Em comunicado conjunto, Sissi e Abdullah, os dois líderes enfatizam que a comunidade internacional deve aumentar a pressão sobre o governo de Netanyahu no sentido de acabar com a "agressão" de Israel contra Gaza e proteger os civis. As três entidades disseram ainda que rejeitam quaisquer planos israelita para separar Gaza da Cisjordânia, acrescentando que as duas entidades são a base de um futuro Estado palestiniano.
A referida pressão internacional está neste momento concentrada dos Países Baixos, onde decorrer a partir desta quinta-feira o processo contra Israel levantado pela África do Sul junto do Tribunal Internacional de Justiça. É a primeira vez na história que o Estado hebraico se senta no banco dos réus no tribunal de Haia, acusado de genocídio.
Para a imprensa israelita, embora a ideia de que Israel está a cometer genocídio na guerra em Gaza (assassinando intencionalmente civis palestinianos), possa parecer estranha para alguns, as alegações são extremamente sérias e uma decisão contra Israel pode ter um impacto severo no seu estatuto internacional. África do Sul apresenta em tribunal os números dos mortos (e a sua relação de grandeza com os mortos israelitas de 7 de outubro), mas também as inúmeras declarações inflamadas feitas por ministros do governo de Israel sobre os palestinianos em Gaza.

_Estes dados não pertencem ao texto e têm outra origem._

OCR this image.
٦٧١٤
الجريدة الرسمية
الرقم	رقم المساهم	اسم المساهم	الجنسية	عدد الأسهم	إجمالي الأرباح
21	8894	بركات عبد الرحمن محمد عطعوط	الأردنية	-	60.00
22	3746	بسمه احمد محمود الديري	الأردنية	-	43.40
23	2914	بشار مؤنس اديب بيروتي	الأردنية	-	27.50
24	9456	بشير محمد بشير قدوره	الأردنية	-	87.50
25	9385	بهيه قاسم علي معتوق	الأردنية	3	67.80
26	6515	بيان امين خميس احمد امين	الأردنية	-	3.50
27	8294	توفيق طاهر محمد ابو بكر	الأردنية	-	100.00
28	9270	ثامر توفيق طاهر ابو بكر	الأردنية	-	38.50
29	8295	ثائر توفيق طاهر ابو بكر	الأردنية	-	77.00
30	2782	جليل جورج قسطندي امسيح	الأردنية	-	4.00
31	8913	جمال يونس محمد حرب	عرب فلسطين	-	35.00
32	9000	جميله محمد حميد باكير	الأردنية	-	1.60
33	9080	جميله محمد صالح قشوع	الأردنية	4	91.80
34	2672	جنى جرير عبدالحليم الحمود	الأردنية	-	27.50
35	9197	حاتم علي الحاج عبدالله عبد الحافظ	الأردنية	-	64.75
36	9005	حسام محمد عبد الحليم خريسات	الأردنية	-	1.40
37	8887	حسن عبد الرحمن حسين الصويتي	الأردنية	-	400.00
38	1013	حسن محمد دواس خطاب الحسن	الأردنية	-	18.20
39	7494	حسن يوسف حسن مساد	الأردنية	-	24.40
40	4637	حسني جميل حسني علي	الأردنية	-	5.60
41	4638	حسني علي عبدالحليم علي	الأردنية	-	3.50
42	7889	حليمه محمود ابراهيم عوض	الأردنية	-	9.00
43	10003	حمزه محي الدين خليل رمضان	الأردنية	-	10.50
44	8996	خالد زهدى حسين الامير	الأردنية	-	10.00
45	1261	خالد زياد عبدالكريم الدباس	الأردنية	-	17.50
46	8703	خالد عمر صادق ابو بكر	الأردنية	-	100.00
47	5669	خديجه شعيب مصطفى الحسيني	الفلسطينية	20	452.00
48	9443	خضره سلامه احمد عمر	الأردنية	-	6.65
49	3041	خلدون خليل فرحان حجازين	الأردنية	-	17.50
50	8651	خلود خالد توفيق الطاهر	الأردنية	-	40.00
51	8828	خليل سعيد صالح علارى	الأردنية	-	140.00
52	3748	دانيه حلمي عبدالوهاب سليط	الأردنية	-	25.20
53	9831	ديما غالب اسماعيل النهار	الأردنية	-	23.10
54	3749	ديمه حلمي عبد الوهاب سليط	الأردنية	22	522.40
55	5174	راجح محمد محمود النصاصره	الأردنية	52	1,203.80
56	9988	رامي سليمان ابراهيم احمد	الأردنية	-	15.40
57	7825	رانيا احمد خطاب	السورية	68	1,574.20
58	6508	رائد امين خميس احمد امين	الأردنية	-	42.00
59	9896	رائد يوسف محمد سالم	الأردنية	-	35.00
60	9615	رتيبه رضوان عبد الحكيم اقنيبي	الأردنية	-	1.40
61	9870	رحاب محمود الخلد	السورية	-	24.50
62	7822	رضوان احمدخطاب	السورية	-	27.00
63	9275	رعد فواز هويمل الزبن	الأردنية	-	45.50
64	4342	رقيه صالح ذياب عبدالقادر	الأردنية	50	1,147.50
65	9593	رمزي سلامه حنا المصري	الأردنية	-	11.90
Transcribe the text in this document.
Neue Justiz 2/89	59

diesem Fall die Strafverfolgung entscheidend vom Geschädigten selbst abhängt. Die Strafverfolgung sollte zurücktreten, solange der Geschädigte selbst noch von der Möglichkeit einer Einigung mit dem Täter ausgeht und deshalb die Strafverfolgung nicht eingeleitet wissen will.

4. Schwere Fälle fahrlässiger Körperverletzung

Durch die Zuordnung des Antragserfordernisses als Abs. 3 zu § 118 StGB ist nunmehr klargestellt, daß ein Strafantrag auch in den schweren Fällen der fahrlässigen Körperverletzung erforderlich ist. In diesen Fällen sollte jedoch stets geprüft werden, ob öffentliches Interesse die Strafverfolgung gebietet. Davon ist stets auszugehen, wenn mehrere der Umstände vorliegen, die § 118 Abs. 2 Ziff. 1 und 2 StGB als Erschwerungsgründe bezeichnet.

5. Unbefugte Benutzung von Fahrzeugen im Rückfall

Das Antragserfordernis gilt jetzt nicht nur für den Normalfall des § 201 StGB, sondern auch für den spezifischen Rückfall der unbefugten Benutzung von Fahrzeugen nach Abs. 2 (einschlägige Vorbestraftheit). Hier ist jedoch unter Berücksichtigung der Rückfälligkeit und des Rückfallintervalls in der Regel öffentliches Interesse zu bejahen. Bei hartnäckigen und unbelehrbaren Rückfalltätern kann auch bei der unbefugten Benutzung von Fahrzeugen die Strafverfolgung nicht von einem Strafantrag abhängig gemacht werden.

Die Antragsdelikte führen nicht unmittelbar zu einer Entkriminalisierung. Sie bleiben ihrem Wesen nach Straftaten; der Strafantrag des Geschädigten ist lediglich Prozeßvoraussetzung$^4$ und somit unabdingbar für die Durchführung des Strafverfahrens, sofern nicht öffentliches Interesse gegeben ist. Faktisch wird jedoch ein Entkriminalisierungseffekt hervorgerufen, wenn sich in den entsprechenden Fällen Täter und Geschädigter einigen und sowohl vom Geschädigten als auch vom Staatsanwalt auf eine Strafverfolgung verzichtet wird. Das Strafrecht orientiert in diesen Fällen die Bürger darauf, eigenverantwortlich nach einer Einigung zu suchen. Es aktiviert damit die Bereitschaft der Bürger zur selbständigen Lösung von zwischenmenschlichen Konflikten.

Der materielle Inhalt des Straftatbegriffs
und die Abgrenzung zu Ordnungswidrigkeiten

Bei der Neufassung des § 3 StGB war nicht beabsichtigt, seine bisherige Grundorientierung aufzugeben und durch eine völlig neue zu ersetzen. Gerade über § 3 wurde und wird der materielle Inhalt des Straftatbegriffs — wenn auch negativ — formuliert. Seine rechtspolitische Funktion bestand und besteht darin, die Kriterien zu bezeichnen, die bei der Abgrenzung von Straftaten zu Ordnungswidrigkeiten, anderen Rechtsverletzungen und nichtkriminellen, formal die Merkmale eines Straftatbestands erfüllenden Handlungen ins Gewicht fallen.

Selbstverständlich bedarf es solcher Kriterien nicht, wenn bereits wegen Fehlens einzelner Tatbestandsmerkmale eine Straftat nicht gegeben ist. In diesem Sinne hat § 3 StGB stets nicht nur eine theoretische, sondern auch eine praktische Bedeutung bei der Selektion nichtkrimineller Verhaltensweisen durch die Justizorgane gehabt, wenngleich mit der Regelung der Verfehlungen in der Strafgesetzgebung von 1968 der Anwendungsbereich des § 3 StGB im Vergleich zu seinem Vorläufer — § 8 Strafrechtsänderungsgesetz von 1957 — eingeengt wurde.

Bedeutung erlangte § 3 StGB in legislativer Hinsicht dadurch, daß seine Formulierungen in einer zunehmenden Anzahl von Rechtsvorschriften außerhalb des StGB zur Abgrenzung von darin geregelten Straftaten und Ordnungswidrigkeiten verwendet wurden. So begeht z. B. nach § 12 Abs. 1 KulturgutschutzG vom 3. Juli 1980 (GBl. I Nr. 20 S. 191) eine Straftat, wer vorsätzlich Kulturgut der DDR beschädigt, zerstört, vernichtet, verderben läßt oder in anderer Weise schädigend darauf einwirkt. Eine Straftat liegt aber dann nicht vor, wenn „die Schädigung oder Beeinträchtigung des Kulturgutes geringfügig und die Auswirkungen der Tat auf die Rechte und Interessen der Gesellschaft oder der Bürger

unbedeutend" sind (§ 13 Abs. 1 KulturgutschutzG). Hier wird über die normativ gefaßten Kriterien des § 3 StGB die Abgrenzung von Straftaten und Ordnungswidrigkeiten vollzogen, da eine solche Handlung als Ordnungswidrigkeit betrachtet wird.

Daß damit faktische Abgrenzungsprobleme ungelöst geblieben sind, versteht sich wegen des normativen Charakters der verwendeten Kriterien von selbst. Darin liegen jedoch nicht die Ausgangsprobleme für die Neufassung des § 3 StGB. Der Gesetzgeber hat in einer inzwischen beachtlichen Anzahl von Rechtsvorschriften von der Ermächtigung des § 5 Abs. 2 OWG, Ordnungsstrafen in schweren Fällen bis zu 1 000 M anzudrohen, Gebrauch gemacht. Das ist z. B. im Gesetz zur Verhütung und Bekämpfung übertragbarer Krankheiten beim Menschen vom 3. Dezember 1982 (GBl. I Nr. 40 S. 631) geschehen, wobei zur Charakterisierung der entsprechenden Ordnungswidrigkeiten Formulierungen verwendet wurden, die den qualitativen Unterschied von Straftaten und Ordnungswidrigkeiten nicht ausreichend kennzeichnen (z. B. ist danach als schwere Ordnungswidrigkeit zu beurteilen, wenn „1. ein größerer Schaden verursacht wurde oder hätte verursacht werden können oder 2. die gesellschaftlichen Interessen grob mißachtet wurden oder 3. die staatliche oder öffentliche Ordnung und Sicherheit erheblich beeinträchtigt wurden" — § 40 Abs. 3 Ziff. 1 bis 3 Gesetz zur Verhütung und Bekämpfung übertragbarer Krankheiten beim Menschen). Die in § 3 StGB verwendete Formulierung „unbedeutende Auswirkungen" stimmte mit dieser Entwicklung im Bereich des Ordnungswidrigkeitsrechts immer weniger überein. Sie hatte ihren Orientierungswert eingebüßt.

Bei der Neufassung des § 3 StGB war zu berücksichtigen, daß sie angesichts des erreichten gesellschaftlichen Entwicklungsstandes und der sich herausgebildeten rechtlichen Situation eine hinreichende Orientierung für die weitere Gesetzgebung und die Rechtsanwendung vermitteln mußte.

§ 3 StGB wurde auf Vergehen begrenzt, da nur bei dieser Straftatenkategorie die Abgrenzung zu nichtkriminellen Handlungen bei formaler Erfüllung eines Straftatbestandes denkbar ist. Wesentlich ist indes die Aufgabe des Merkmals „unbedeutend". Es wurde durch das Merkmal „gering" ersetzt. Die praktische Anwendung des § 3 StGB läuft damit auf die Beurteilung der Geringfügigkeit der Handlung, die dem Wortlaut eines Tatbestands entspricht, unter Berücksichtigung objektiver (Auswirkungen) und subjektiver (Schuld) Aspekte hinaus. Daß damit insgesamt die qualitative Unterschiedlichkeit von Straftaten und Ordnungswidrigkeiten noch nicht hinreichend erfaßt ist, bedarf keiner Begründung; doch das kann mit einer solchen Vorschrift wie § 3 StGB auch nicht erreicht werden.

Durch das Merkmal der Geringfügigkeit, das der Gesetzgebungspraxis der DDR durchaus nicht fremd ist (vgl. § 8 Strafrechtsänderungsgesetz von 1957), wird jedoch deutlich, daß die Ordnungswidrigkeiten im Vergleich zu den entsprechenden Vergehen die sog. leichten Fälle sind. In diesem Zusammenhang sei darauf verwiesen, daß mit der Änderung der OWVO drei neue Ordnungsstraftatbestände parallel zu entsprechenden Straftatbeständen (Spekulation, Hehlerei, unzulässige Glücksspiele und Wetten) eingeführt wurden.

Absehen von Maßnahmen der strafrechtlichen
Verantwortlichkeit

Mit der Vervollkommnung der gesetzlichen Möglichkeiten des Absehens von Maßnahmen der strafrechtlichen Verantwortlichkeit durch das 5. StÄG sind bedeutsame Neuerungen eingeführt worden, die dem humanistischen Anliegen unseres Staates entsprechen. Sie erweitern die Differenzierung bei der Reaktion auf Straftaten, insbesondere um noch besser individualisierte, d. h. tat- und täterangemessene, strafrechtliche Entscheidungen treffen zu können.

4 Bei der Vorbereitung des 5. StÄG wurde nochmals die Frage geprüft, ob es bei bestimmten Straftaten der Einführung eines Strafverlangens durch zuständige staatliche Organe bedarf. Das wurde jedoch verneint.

Comentários problemáticos, racistas ou ainda piores proferidos pelo primeiro-ministro Benjamin Netanyahu, pelo ministro da Defesa, Yoav Gallant, pelo ministro das Finanças, Bezalel Smotrich, e pelo ministro da Segurança Nacional, Itamar Ben Gvir, todos membros do gabinete de segurança que toma decisões políticas sobre o processo da guerra, fazem parte da acusação.
Para os especialistas, embora uma decisão final provavelmente leve anos, a África do Sul solicitou ao tribunal que emita ordens provisórias contra Israel que podem variar entre exigir um cessar-fogo total e imediato – a que Israel e os EUA se opõem firmemente – a ordens mais moderadas, como insistir na possibilidade de aumentar a ajuda humanitária. Mas se a decisão final pode demorar, uma decisão provisória contra Israel teria um impacto considerável.
O pedido da África do Sul (que tem 84 páginas)ao tribunal alega que Israel violou vários artigos da Convenção para a Prevenção e Punição do Crime de Genocídio - da qual Israel é signatário – incluindo cometer genocídio, incitação ao genocídio, tentativa de genocídio e falha em punir o incitamento ao genocídio. O facto de cerca de 70% das vítimas de Gaza serem mulheres e crianças é um detalhe não-despiciendo.
O documento apresentado pela África do Sul também detalha o acesso reduzido dos habitantes de Gaza a alimentos, água e tratamento médico como resultado da guerra e das políticas israelitas em relação à entrada do que quer que seja na Faixa de Gaza.
Segundo as mesmas fontes, o principal representante legal de Israel no tribunal de Haia, o advogado britânico Malcom Shaw, argumentará que as baixas civis são o resultado não intencional do objetivo de guerra de destruir o Hamas e do facto de o grupo radical se ter entrincheirado entre a população civil.
Os procedimentos iniciais que ocorrerão esta quinta e sexta-feira tratarão do pedido da África do Sul para que o tribunal ordene medidas provisórias e imediatas contra Israel com base nas acusações de genocídio. Para isso, o tribunal não terá de decidir que Israel é culpado, mas tão-somente que há considerações plausíveis nesse sentido.